Mesmo assim, por todas as partes surgem grupos portadores de nova reverência para com a Terra, inauguram comportamentos alternativos, elaboram novos sonhos de um acordo de amizade com a natureza e creem que o caos presente não é só caótico, mas generativo de um novo paradigma de civilização, que eu chamaria de civilização de re-ligação, sintonizada com a lei mais fundamental da vida e do universo, que é a panrelacionalidade, a sinergia e a complementariedade.
Então teríamos feito a grande travessia para o realmente humano, amigo da vida e aberto ao Mistério de todas as coisas. Ou mudamos ou seguiremos um triste caminho sem retorno.

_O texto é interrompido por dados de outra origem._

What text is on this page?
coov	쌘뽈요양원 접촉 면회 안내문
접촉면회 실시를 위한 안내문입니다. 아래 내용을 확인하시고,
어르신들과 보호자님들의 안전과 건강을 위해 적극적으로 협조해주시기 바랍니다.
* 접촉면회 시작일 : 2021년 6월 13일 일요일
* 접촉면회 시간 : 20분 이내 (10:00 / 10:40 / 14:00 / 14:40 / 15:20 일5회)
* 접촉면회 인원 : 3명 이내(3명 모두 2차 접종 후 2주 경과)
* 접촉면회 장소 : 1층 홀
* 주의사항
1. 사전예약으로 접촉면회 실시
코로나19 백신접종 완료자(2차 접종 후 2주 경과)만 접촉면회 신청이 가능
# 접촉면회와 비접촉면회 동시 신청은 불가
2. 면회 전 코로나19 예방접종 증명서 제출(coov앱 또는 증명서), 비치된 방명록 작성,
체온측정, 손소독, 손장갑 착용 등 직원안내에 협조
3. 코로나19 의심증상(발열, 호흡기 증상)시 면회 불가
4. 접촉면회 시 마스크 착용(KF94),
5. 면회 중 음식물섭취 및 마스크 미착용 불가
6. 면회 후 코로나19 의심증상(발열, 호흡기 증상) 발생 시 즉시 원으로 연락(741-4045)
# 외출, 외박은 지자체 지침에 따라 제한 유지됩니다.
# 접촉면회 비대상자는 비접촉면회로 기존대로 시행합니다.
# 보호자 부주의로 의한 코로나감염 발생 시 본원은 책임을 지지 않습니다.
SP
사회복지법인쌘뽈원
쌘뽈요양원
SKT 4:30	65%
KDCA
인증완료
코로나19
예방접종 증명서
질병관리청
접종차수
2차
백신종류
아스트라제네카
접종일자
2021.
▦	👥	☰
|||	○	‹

Leonardo Boff*: Doutorou-se em teologia pela Universidade de Munique. Foi professor de teologia sistemática e ecumênica com os Franciscanos em Petrópolis e depois professor de ética, filosofia da religião e de ecologia filosófica na Universidade do Estado do Rio de Janeiro.
Conta-se entre um dos iniciadores da teologia da libertação. É assessor de movimentos populares. Conhecido como professor e conferencista no país e no estrangeiro nas áreas de teologia, filosofia, ética, espiritualidade e ecologia. Em 1985 foi condenado a um ano de silêncio obsequioso pelo ex-Santo Ofício, por suas teses no livro Igreja: carisma e poder (Record).
A partir dos anos 80 começou a aprofundar a questão ecológica como prolongamento da teologia da libertação, pois não somente se deve ouvir o grito do oprimido, mas também o grito da Terra porque ambos devem ser libertados. Em razão deste compromisso participou da redação da Carta da Terra junto com M. Gorbachev, S. Rockfeller e outros. Escreveu vários livros e foi agraciado com vários prêmios.